The finding is ugly in the obvious way: a surveillance tool under parliamentary scrutiny may have been used to spy on a member of the committee doing the scrutiny. Citizen Lab says it has not identified the government or entity responsible. The researchers also said they found no indication that the Greek government was involved.

Pegasus, made by the Israeli company NSO Group, is the kind of malware sold as lawful interception tooling and experienced by targets as a pocket-sized wiretap. Citizen Lab first documented it in 2016. The spyware uses vulnerabilities in mobile operating systems to get onto iOS and Android devices, then can access messages, contacts, browsing data, photos and other personal information, and can turn on microphones and cameras.

According to Citizen Lab, Kouloglou’s phone was first infected on October 21, 2022, while he was in a hospital recovering from elective surgery. Greek investigative journalist Thanasis Koukakis, who had previously been hacked with Predator spyware, visited him that day. In the following days, the PEGA Committee held hearings on spyware and human rights, and members including Kouloglou traveled to Cyprus and Greece as part of the inquiry.

Citizen Lab says the same iPhone was infected again on March 6 and March 7, 2023. Hannah Neumann, a Green MEP who served on the committee, told WIRED that the first compromise came as the group was approaching major hearings involving companies in the spyware business.
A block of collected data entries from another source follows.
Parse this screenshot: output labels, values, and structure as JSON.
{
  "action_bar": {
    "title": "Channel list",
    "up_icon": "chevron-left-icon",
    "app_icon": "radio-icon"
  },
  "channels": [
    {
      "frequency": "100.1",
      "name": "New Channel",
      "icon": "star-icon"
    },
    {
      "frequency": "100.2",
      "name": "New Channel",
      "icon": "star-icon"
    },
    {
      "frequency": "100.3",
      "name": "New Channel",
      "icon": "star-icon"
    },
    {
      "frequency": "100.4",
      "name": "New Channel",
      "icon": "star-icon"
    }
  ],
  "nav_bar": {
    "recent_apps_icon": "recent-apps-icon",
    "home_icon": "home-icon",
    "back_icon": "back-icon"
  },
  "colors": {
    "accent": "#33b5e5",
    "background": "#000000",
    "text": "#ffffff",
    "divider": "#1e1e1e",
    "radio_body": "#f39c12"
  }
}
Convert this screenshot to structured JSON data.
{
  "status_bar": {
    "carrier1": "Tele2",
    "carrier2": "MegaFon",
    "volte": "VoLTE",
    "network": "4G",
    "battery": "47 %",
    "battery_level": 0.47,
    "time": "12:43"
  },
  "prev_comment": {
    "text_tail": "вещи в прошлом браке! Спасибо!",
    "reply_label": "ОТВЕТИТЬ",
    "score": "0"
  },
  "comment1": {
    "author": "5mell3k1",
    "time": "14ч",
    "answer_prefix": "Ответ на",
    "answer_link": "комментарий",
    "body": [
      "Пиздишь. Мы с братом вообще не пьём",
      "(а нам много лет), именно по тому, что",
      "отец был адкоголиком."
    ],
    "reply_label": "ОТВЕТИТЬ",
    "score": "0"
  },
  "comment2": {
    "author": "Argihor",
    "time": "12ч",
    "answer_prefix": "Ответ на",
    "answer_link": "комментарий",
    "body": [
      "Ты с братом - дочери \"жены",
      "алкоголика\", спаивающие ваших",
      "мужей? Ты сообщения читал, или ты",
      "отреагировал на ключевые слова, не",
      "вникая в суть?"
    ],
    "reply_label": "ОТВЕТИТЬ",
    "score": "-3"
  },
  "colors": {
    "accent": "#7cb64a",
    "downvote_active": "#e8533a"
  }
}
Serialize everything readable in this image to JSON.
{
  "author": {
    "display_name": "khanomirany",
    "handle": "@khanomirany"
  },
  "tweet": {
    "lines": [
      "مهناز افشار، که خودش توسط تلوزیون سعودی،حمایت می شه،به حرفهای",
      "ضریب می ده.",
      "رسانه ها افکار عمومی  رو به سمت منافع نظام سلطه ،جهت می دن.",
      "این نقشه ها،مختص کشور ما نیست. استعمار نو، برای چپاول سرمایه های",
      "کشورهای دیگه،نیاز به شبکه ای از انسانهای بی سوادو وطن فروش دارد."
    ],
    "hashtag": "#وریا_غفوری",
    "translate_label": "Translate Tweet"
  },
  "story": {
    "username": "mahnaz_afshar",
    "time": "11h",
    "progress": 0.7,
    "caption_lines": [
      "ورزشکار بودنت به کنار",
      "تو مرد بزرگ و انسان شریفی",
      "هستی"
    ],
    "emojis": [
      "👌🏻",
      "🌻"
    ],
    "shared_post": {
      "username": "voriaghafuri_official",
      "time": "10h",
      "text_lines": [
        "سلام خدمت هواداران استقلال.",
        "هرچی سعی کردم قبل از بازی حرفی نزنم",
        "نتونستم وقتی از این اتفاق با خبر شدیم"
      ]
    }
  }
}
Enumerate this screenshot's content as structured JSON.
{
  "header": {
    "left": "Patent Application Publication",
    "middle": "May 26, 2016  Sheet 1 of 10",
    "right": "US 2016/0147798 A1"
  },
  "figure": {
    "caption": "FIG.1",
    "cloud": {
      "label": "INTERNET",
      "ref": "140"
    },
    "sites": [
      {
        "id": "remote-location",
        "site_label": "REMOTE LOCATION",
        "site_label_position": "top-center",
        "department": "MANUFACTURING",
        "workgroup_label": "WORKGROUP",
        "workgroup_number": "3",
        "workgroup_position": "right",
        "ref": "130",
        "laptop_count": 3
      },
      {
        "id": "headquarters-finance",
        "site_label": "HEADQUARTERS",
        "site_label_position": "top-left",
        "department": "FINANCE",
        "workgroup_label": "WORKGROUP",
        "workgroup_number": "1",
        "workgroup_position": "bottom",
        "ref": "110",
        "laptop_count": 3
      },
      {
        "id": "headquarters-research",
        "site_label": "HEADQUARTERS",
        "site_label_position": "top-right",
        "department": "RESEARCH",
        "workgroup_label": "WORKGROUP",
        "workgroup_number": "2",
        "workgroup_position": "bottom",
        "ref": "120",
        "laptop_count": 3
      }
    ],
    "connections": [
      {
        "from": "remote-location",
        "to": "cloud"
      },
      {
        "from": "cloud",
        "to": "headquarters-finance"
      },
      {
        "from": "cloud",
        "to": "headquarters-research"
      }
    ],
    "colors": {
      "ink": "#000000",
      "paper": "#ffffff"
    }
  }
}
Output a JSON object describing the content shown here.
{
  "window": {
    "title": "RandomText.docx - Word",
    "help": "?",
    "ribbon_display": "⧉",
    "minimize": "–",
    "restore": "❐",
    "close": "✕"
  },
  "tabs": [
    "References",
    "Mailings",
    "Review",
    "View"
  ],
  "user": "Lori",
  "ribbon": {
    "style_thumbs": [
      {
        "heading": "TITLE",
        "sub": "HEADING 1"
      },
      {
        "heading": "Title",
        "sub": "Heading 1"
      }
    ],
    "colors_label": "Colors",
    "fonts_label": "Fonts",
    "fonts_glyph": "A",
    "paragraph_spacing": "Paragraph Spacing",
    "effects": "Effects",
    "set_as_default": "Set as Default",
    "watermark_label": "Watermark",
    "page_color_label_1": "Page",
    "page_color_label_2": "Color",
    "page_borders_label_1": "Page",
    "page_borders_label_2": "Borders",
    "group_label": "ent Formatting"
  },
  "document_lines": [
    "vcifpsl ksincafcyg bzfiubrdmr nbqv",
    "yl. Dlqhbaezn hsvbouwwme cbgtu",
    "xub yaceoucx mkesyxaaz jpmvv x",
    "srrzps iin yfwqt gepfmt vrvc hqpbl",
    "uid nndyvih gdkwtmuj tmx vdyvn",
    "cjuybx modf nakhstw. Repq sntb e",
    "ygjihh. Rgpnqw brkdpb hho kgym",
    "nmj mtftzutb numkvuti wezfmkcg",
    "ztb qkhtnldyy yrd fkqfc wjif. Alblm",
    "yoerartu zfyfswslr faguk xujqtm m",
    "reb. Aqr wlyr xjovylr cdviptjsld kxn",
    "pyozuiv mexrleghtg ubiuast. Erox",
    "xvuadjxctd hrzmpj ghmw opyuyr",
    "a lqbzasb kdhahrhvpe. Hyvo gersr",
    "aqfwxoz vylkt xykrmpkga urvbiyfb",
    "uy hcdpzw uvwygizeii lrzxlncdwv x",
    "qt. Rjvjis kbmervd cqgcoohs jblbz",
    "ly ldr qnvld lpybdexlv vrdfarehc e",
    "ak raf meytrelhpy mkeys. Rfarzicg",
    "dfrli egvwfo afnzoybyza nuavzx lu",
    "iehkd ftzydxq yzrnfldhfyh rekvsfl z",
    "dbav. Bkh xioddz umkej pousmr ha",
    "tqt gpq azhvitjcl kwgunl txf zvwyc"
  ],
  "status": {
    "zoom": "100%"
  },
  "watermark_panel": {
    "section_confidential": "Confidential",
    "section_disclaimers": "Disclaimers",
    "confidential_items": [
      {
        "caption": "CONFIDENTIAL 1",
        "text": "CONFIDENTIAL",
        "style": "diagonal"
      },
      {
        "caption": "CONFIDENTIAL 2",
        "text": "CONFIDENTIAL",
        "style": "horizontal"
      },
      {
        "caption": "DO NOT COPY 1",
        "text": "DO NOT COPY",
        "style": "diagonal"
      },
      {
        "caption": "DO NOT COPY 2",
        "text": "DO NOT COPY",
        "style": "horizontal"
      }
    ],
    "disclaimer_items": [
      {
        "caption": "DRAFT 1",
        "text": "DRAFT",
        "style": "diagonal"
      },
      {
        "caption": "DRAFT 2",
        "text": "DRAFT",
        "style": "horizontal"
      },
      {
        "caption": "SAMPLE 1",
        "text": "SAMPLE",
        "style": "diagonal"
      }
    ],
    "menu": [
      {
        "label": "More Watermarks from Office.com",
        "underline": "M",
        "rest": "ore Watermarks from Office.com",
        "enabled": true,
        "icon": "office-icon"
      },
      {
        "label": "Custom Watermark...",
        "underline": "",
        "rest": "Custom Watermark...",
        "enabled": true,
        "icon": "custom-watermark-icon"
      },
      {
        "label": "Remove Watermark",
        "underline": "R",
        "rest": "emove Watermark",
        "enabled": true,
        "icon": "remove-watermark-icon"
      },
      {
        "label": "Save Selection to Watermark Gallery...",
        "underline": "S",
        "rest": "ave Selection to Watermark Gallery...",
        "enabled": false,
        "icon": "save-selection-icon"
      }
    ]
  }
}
She said the March 2023 infections aligned with the committee’s work on negotiations and findings.

Citizen Lab also found that Apple sent Kouloglou three threat notifications, in March 2023, August 2023 and April 2024, warning that he was likely being targeted with spyware. Such alerts are not real-time warnings. Kouloglou told WIRED he does not remember seeing them.

The researchers said the attacks on Kouloglou overlapped with Pegasus activity previously tied to seven Russian- and Belarusian-speaking journalists and activists between August 2020 and January 2023. That overlap does not name an operator, and Citizen Lab did not claim it proves attribution.

John Scott-Railton, a senior researcher at Citizen Lab, told WIRED that the case shows how exposed European lawmakers remain to commercial spyware. MEP Saskia Bricmont, another PEGA Committee member, said in a statement to WIRED that spyware use in this case threatened both individual rights and the integrity of parliamentary work.

NSO Group did not respond to WIRED’s requests for comment. The company was founded in Israel and remains headquartered there, though United States-based investors acquired a majority stake in 2025, according to the report.

A European Parliament spokesperson did not comment directly on Citizen Lab’s findings, WIRED reported, but said Parliament has a spyware screening system available to all MEPs and has recently adopted measures to expand protections.

Kouloglou and other MEPs told WIRED they worry other committee members may also have been targeted. They also pointed to recommendations from the PEGA Committee that remain unimplemented, including an EU-based technical lab for device forensics and a spyware task force for elections. The policy homework was assigned years ago. The phones, apparently, did not wait.

This story draws on original reporting from WIRED.